Since 2007, Quebec's Legal Time Act has regularized daylight savings time, also commonly known as summer time. The clock advances on the second Sunday of March and "returns to normal" on the first Sunday of November, according to Quebec law.
But daylight savings could potentially see an end in the province.
In 2020, Conservative MP Jeremy Roberts introduced a bill in Ontario to abolish the time change and make daylight permanent. Both Quebec and New York State will need to be on board with the plan before the change is put into practice.
While Premier François Legault has said he is "open to considering the issue," Quebec's legislature has historically opposed abolishing daylight savings, unless it's also done south of the border, for economic reasons.

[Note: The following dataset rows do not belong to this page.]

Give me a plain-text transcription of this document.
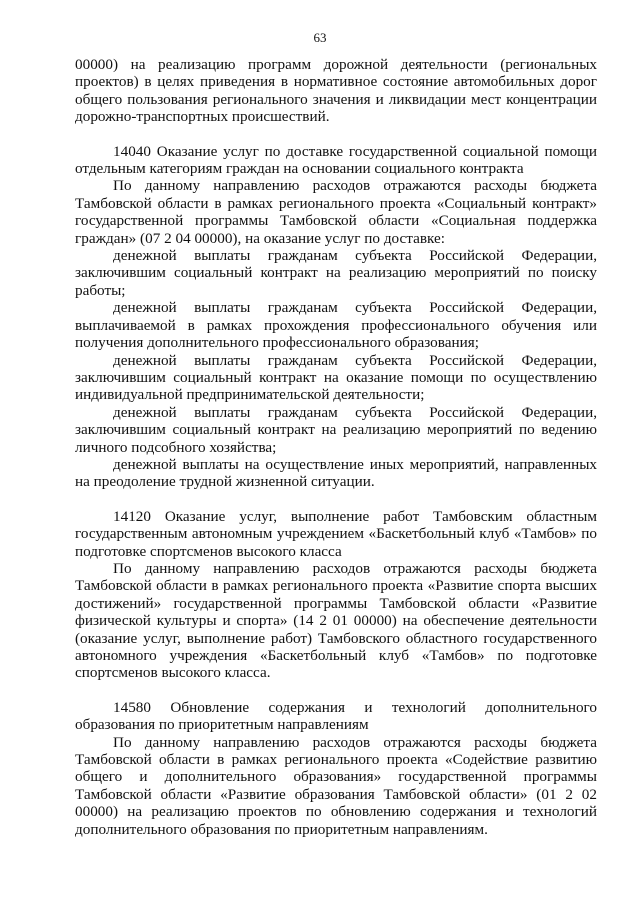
63

00000) на реализацию программ дорожной деятельности (региональных проектов) в целях приведения в нормативное состояние автомобильных дорог общего пользования регионального значения и ликвидации мест концентрации дорожно-транспортных происшествий.

14040 Оказание услуг по доставке государственной социальной помощи отдельным категориям граждан на основании социального контракта

По данному направлению расходов отражаются расходы бюджета Тамбовской области в рамках регионального проекта «Социальный контракт» государственной программы Тамбовской области «Социальная поддержка граждан» (07 2 04 00000), на оказание услуг по доставке:

денежной выплаты гражданам субъекта Российской Федерации, заключившим социальный контракт на реализацию мероприятий по поиску работы;

денежной выплаты гражданам субъекта Российской Федерации, выплачиваемой в рамках прохождения профессионального обучения или получения дополнительного профессионального образования;

денежной выплаты гражданам субъекта Российской Федерации, заключившим социальный контракт на оказание помощи по осуществлению индивидуальной предпринимательской деятельности;

денежной выплаты гражданам субъекта Российской Федерации, заключившим социальный контракт на реализацию мероприятий по ведению личного подсобного хозяйства;

денежной выплаты на осуществление иных мероприятий, направленных на преодоление трудной жизненной ситуации.

14120 Оказание услуг, выполнение работ Тамбовским областным государственным автономным учреждением «Баскетбольный клуб «Тамбов» по подготовке спортсменов высокого класса

По данному направлению расходов отражаются расходы бюджета Тамбовской области в рамках регионального проекта «Развитие спорта высших достижений» государственной программы Тамбовской области «Развитие физической культуры и спорта» (14 2 01 00000) на обеспечение деятельности (оказание услуг, выполнение работ) Тамбовского областного государственного автономного учреждения «Баскетбольный клуб «Тамбов» по подготовке спортсменов высокого класса.

14580 Обновление содержания и технологий дополнительного образования по приоритетным направлениям

По данному направлению расходов отражаются расходы бюджета Тамбовской области в рамках регионального проекта «Содействие развитию общего и дополнительного образования» государственной программы Тамбовской области «Развитие образования Тамбовской области» (01 2 02 00000) на реализацию проектов по обновлению содержания и технологий дополнительного образования по приоритетным направлениям.
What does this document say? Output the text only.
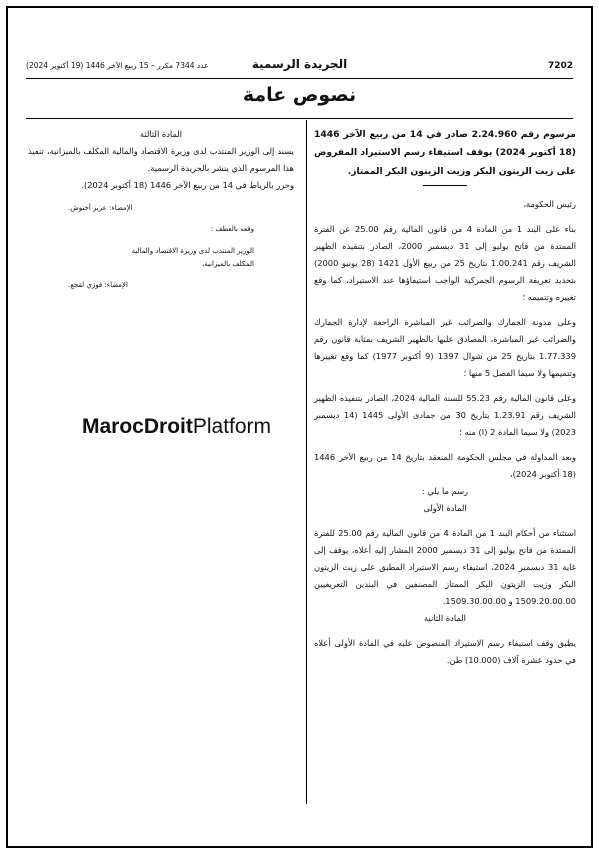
7202
الجريدة الرسمية
عدد 7344 مكرر – 15 ربيع الآخر 1446 (19 أكتوبر 2024)
نصوص عامة

مرسوم رقم 2.24.960 صادر في 14 من ربيع الآخر 1446 (18 أكتوبر 2024) بوقف استيفاء رسم الاستيراد المفروض على زيت الزيتون البكر وزيت الزيتون البكر الممتاز.

رئيس الحكومة،

بناء على البند 1 من المادة 4 من قانون المالية رقم 25.00 عن الفترة الممتدة من فاتح يوليو إلى 31 ديسمبر 2000، الصادر بتنفيذه الظهير الشريف رقم 1.00.241 بتاريخ 25 من ربيع الأول 1421 (28 يونيو 2000) بتحديد تعريفة الرسوم الجمركية الواجب استيفاؤها عند الاستيراد، كما وقع تغييره وتتميمه ؛

وعلى مدونة الجمارك والضرائب غير المباشرة الراجعة لإدارة الجمارك والضرائب غير المباشرة، المصادق عليها بالظهير الشريف بمثابة قانون رقم 1.77.339 بتاريخ 25 من شوال 1397 (9 أكتوبر 1977) كما وقع تغييرها وتتميمها ولا سيما الفصل 5 منها ؛

وعلى قانون المالية رقم 55.23 للسنة المالية 2024، الصادر بتنفيذه الظهير الشريف رقم 1.23.91 بتاريخ 30 من جمادى الأولى 1445 (14 ديسمبر 2023) ولا سيما المادة 2 (I) منه ؛

وبعد المداولة في مجلس الحكومة المنعقد بتاريخ 14 من ربيع الآخر 1446 (18 أكتوبر 2024)،

رسم ما يلي :

المادة الأولى

استثناء من أحكام البند 1 من المادة 4 من قانون المالية رقم 25.00 للفترة الممتدة من فاتح يوليو إلى 31 ديسمبر 2000 المشار إليه أعلاه، يوقف إلى غاية 31 ديسمبر 2024، استيفاء رسم الاستيراد المطبق على زيت الزيتون البكر وزيت الزيتون البكر الممتاز المصنفين في البندين التعريفيين 1509.20.00.00 و 1509.30.00.00.

المادة الثانية

يطبق وقف استيفاء رسم الاستيراد المنصوص عليه في المادة الأولى أعلاه في حدود عشرة آلاف (10.000) طن.

المادة الثالثة

يسند إلى الوزير المنتدب لدى وزيرة الاقتصاد والمالية المكلف بالميزانية، تنفيذ هذا المرسوم الذي ينشر بالجريدة الرسمية.

وحرر بالرباط في 14 من ربيع الآخر 1446 (18 أكتوبر 2024).

الإمضاء: عزيز أخنوش.

وقعه بالعطف :

الوزير المنتدب لدى وزيرة الاقتصاد والمالية

المكلف بالميزانية،

الإمضاء: فوزي لقجع.

MarocDroitPlatform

Right now, the province shares a time zone with New York and doesn't want to disrupt business with a time difference.
In fact, the Legal Time Act was passed 16 years ago specifically to "maintain the existing temporal harmony with neighbouring states."
Some proponents of doing away with daylight savings altogether worry that waiting for the U.S. to change their laws first means Quebec will never get around to making the change.